Monday, November 3, 2008

Changeling


A woman's son is missing, presumed kidnapped. When he's returned months later the mother insists he's not the same, as in the old switcheroonie. The police captain in charge of the case has the woman institutionalized as hysterical. Eventually another police officer while investigating a serial killer makes the grim determination that the two cases are related. An evangelical type with a radio program advocates the woman's innocence and seeks prosecution for the corruption inside the police department. Indeed the police told the lost boy to pretend he was her son, and meanwhile when the killer is brought to justice, in Changeling's most intense scene, he's hung execution style as the mother looks on.

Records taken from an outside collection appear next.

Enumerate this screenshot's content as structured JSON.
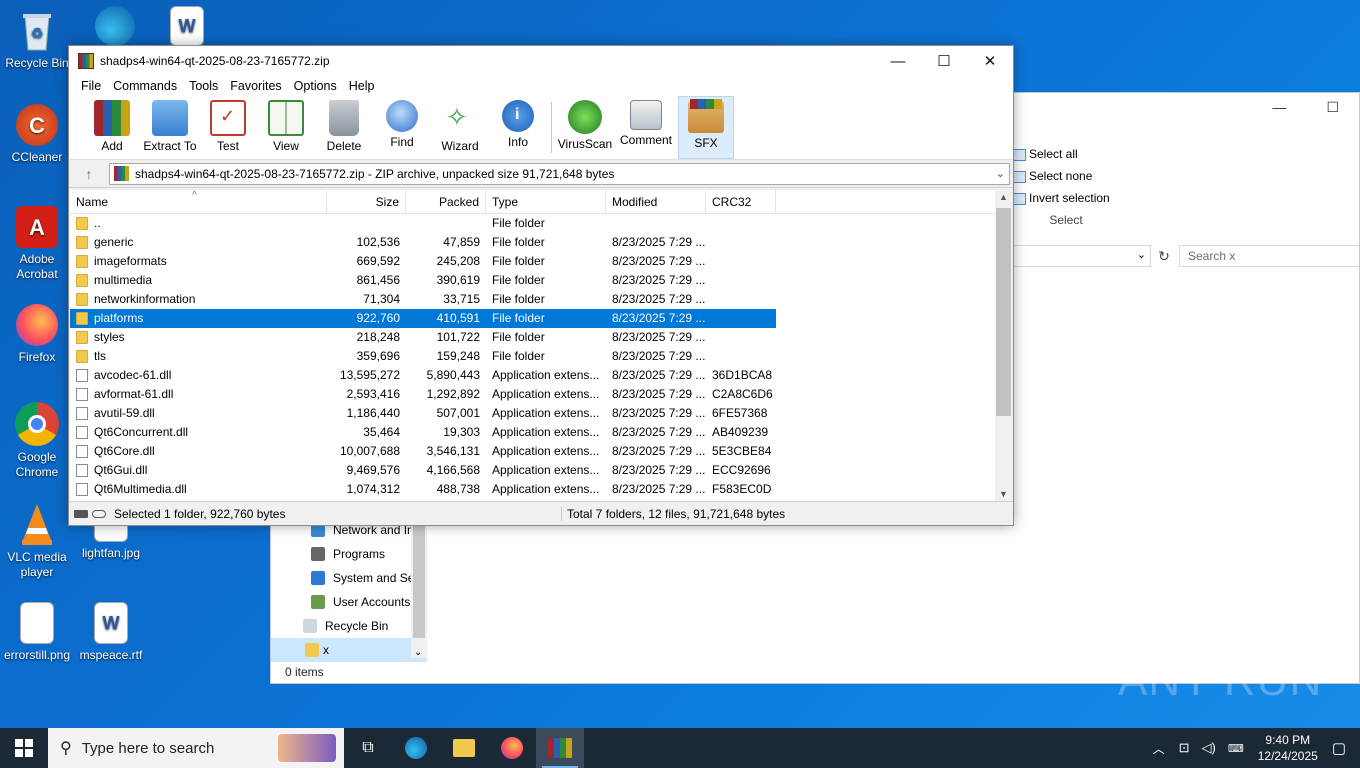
{
  "desktop": {
    "icons": [
      {
        "label": "Recycle Bin"
      },
      {
        "label": "CCleaner"
      },
      {
        "label": "Adobe Acrobat"
      },
      {
        "label": "Firefox"
      },
      {
        "label": "Google Chrome"
      },
      {
        "label": "VLC media player"
      },
      {
        "label": "lightfan.jpg"
      },
      {
        "label": "errorstill.png"
      },
      {
        "label": "mspeace.rtf"
      }
    ]
  },
  "explorer": {
    "ribbon": {
      "select_all": "Select all",
      "select_none": "Select none",
      "invert_selection": "Invert selection",
      "group_label": "Select"
    },
    "search_placeholder": "Search x",
    "nav": [
      {
        "label": "Network and In"
      },
      {
        "label": "Programs"
      },
      {
        "label": "System and Se"
      },
      {
        "label": "User Accounts"
      },
      {
        "label": "Recycle Bin"
      },
      {
        "label": "x"
      }
    ],
    "status": "0 items"
  },
  "winrar": {
    "title": "shadps4-win64-qt-2025-08-23-7165772.zip",
    "menu": [
      "File",
      "Commands",
      "Tools",
      "Favorites",
      "Options",
      "Help"
    ],
    "toolbar": [
      {
        "label": "Add",
        "icon": "add-icon"
      },
      {
        "label": "Extract To",
        "icon": "extract-icon"
      },
      {
        "label": "Test",
        "icon": "test-icon"
      },
      {
        "label": "View",
        "icon": "view-icon"
      },
      {
        "label": "Delete",
        "icon": "delete-icon"
      },
      {
        "label": "Find",
        "icon": "find-icon"
      },
      {
        "label": "Wizard",
        "icon": "wizard-icon"
      },
      {
        "label": "Info",
        "icon": "info-icon"
      },
      {
        "label": "VirusScan",
        "icon": "virusscan-icon"
      },
      {
        "label": "Comment",
        "icon": "comment-icon"
      },
      {
        "label": "SFX",
        "icon": "sfx-icon"
      }
    ],
    "path": "shadps4-win64-qt-2025-08-23-7165772.zip - ZIP archive, unpacked size 91,721,648 bytes",
    "columns": {
      "name": "Name",
      "size": "Size",
      "packed": "Packed",
      "type": "Type",
      "modified": "Modified",
      "crc": "CRC32"
    },
    "files": [
      {
        "name": "..",
        "size": "",
        "packed": "",
        "type": "File folder",
        "modified": "",
        "crc": "",
        "kind": "folder"
      },
      {
        "name": "generic",
        "size": "102,536",
        "packed": "47,859",
        "type": "File folder",
        "modified": "8/23/2025 7:29 ...",
        "crc": "",
        "kind": "folder"
      },
      {
        "name": "imageformats",
        "size": "669,592",
        "packed": "245,208",
        "type": "File folder",
        "modified": "8/23/2025 7:29 ...",
        "crc": "",
        "kind": "folder"
      },
      {
        "name": "multimedia",
        "size": "861,456",
        "packed": "390,619",
        "type": "File folder",
        "modified": "8/23/2025 7:29 ...",
        "crc": "",
        "kind": "folder"
      },
      {
        "name": "networkinformation",
        "size": "71,304",
        "packed": "33,715",
        "type": "File folder",
        "modified": "8/23/2025 7:29 ...",
        "crc": "",
        "kind": "folder"
      },
      {
        "name": "platforms",
        "size": "922,760",
        "packed": "410,591",
        "type": "File folder",
        "modified": "8/23/2025 7:29 ...",
        "crc": "",
        "kind": "folder",
        "selected": true
      },
      {
        "name": "styles",
        "size": "218,248",
        "packed": "101,722",
        "type": "File folder",
        "modified": "8/23/2025 7:29 ...",
        "crc": "",
        "kind": "folder"
      },
      {
        "name": "tls",
        "size": "359,696",
        "packed": "159,248",
        "type": "File folder",
        "modified": "8/23/2025 7:29 ...",
        "crc": "",
        "kind": "folder"
      },
      {
        "name": "avcodec-61.dll",
        "size": "13,595,272",
        "packed": "5,890,443",
        "type": "Application extens...",
        "modified": "8/23/2025 7:29 ...",
        "crc": "36D1BCA8",
        "kind": "dll"
      },
      {
        "name": "avformat-61.dll",
        "size": "2,593,416",
        "packed": "1,292,892",
        "type": "Application extens...",
        "modified": "8/23/2025 7:29 ...",
        "crc": "C2A8C6D6",
        "kind": "dll"
      },
      {
        "name": "avutil-59.dll",
        "size": "1,186,440",
        "packed": "507,001",
        "type": "Application extens...",
        "modified": "8/23/2025 7:29 ...",
        "crc": "6FE57368",
        "kind": "dll"
      },
      {
        "name": "Qt6Concurrent.dll",
        "size": "35,464",
        "packed": "19,303",
        "type": "Application extens...",
        "modified": "8/23/2025 7:29 ...",
        "crc": "AB409239",
        "kind": "dll"
      },
      {
        "name": "Qt6Core.dll",
        "size": "10,007,688",
        "packed": "3,546,131",
        "type": "Application extens...",
        "modified": "8/23/2025 7:29 ...",
        "crc": "5E3CBE84",
        "kind": "dll"
      },
      {
        "name": "Qt6Gui.dll",
        "size": "9,469,576",
        "packed": "4,166,568",
        "type": "Application extens...",
        "modified": "8/23/2025 7:29 ...",
        "crc": "ECC92696",
        "kind": "dll"
      },
      {
        "name": "Qt6Multimedia.dll",
        "size": "1,074,312",
        "packed": "488,738",
        "type": "Application extens...",
        "modified": "8/23/2025 7:29 ...",
        "crc": "F583EC0D",
        "kind": "dll"
      }
    ],
    "status_left": "Selected 1 folder, 922,760 bytes",
    "status_right": "Total 7 folders, 12 files, 91,721,648 bytes"
  },
  "taskbar": {
    "search_placeholder": "Type here to search",
    "time": "9:40 PM",
    "date": "12/24/2025"
  },
  "watermark": "ANY RUN",
  "colors": {
    "selection": "#0078d7",
    "taskbar": "#1b2836",
    "desktop": "#0b6fd1"
  }
}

Changeling asks the audience to dwell in the atmosphere of 1920s Los Angeles and provides a wonderful evocation of that era via wardrobe and in particular the transportation of the time, smart red street cars that crisscrossed the city. You feel and almost breathe the reality of Christine Collins (Angelina Jolie) as she goes from grieving mother to police brutality victim. As directed by Clint Eastwood Changeling feels profoundly accomplished even as it unreels in way too long a manner and without a sense of tension or mystery. Changeling provides enough serious entertainment so it's easy to cut it slack when it takes an extra reel to wrap up events. Eastwood is good at orchestrating all the technical elements including the two-faced tactics the cops use, the film looks sleek from beginning to end, only one wishes he used his directorial touch to give the story some kind of momentum. As it plays Changeling is tepid and predictable and with the exception of Jolie's moving performance a mid-level entry from Eastwood.